Depois da nota em que a OAB afirma que
“continuará insistindo para que o tribunal cumpra as leis e a
Constituição”, ainda veio um deboche de Moraes, ao negar defesa oral num agravo: “A OAB vai lançar outra nota contra mim, vai dar mais uns 4 mil tuítes”.
Quatro dias depois, em Belo Horizonte, no Encontro Nacional da Advocacia, o presidente do Supremo teve de ouvir o presidente da OAB/MG num veemente protesto, acompanhado por aplausos, gritos e assobios de advogados de todo o país, numa cena em que todos, em pé, ovacionavam, enquanto o ministro Barroso permanecia sentado e calado.
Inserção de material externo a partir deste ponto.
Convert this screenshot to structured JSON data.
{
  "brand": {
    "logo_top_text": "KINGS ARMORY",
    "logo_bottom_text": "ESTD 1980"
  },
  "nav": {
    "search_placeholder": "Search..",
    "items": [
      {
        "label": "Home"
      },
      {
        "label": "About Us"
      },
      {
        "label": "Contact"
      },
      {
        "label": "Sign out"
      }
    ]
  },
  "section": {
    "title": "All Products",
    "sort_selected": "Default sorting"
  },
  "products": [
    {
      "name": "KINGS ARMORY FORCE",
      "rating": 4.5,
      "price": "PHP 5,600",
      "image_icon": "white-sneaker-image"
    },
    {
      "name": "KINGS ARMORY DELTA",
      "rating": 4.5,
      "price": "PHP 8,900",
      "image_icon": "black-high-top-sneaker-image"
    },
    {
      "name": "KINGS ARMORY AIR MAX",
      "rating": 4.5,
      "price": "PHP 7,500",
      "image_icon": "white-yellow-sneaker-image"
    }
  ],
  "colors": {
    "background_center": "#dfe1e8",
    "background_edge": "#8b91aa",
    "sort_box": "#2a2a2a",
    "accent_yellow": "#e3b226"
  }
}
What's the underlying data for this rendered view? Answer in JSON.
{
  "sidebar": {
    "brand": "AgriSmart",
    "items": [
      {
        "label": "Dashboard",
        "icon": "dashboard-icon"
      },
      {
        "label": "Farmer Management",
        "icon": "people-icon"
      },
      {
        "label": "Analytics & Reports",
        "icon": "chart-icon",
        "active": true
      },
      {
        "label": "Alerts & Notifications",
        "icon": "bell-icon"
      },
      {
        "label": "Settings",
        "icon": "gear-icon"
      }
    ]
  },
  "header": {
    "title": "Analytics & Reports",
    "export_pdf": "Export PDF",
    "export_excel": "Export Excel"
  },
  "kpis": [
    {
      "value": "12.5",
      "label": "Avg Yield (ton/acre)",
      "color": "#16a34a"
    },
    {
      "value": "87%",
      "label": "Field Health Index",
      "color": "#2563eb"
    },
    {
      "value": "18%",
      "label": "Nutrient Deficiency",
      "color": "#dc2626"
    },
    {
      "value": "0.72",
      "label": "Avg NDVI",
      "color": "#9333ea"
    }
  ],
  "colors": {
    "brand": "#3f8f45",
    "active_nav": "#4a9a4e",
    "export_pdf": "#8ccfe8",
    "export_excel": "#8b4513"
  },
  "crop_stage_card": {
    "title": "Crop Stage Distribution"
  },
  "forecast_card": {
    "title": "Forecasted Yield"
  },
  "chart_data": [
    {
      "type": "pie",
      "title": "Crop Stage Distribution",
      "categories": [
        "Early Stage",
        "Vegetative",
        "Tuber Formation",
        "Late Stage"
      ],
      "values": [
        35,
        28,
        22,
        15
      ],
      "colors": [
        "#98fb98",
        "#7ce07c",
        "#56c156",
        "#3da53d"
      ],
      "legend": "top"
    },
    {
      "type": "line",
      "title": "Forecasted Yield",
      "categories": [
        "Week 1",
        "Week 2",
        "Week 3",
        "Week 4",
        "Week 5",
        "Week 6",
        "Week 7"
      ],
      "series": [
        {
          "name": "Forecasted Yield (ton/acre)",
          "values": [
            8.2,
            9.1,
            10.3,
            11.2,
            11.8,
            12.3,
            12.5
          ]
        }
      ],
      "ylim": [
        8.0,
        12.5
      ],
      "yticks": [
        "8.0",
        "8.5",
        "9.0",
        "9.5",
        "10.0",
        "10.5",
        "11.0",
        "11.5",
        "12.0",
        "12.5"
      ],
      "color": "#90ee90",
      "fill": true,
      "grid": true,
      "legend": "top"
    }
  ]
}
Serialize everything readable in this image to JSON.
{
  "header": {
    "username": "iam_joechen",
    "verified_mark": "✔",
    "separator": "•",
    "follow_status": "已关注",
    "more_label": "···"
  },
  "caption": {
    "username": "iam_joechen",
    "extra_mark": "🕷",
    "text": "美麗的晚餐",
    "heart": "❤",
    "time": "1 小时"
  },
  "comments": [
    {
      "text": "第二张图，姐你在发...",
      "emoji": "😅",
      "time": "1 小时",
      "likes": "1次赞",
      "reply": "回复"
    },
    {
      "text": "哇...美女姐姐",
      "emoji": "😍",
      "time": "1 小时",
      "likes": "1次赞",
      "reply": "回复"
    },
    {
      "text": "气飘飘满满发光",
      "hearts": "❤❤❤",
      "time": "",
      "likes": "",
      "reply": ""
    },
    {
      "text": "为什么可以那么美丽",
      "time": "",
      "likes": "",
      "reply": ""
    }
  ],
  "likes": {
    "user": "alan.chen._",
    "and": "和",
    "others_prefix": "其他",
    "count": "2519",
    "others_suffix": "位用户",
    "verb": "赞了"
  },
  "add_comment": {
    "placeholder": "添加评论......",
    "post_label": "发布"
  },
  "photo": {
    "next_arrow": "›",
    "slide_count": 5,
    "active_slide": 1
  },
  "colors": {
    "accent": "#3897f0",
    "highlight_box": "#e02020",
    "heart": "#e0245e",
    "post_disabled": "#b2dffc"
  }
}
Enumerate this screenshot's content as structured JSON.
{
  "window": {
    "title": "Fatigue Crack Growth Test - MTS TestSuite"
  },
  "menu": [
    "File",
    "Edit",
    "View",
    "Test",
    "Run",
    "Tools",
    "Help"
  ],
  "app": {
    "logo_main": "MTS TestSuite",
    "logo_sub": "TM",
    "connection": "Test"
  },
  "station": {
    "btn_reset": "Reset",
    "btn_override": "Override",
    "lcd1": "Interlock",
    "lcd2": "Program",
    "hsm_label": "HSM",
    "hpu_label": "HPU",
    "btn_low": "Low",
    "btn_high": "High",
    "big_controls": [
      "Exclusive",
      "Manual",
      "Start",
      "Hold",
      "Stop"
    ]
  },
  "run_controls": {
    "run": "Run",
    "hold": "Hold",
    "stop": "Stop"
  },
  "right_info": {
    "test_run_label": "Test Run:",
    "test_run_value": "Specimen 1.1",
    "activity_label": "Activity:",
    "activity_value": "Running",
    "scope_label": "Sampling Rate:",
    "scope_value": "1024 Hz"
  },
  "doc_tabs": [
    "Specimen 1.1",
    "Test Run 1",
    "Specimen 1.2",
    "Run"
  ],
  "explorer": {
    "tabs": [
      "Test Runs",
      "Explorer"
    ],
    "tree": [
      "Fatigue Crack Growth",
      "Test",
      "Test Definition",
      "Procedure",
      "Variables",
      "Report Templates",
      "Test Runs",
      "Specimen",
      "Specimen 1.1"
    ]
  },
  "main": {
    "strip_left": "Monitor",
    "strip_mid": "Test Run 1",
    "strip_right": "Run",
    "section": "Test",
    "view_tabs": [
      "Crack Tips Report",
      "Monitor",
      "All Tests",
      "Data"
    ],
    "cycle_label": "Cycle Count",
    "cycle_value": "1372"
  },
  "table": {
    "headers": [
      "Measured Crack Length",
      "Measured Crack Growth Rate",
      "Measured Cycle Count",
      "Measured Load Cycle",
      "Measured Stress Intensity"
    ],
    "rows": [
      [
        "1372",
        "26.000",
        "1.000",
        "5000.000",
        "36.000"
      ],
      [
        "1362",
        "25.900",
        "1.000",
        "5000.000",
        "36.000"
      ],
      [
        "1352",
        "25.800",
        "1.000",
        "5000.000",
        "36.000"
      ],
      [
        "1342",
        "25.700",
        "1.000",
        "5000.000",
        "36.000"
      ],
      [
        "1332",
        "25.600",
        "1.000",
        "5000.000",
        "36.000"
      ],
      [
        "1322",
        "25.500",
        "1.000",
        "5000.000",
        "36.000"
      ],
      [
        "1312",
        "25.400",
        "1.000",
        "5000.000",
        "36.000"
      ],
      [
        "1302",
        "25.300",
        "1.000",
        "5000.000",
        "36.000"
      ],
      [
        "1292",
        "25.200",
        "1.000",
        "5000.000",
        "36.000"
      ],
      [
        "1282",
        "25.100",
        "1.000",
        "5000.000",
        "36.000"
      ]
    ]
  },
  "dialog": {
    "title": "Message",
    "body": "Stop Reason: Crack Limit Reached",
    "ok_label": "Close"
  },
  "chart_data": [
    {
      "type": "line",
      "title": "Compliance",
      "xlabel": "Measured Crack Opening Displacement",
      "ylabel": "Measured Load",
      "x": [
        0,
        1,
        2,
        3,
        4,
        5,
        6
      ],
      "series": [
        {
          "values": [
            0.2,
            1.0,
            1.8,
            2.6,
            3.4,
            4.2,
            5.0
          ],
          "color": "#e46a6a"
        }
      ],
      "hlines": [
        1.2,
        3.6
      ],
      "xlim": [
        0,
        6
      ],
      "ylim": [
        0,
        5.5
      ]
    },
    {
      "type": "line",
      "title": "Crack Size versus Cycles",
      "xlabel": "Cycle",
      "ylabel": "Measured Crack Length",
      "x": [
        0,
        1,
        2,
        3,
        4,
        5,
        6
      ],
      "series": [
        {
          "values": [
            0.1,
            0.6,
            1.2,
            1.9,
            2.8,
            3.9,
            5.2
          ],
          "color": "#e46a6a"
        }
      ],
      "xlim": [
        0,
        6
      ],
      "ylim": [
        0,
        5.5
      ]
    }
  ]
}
A PEC que impede decisão monocrática está na Câmara, agora. Mas depois que o decano do Supremo, Gilmar Mendes,
reagiu chamando de “pigmeus morais” os 52 senadores que aprovaram a
PEC, a inação da Câmara será sinal de repetição da subserviência
mostrada na prisão do deputado Daniel Silveira e posterior anulação do indulto concedido por Jair Bolsonaro,
com base em poder privativo do presidente conferido pela Constituição.
O
discurso de Gilmar fala de “tacão autoritário escamoteado pela
pseudorrepresentação de maiorias eventuais” e praticamente rompe com o
Senado, no país sem poder moderador.
O ingrediente que ainda faltava
surgiu no domingo, enchendo quatro quarteirões da Avenida Paulista: o
povo, origem do poder, cobrando do Supremo a volta à Constituição.
Ao
cálice transbordante ainda foi acrescentada a indicação de Flávio Dino para o Supremo. [cabe ao Senado enquadrar de vez o presidente "Da Silva", rejeitando o nome do indicado pelo petista para o STF. Motivos não faltam.]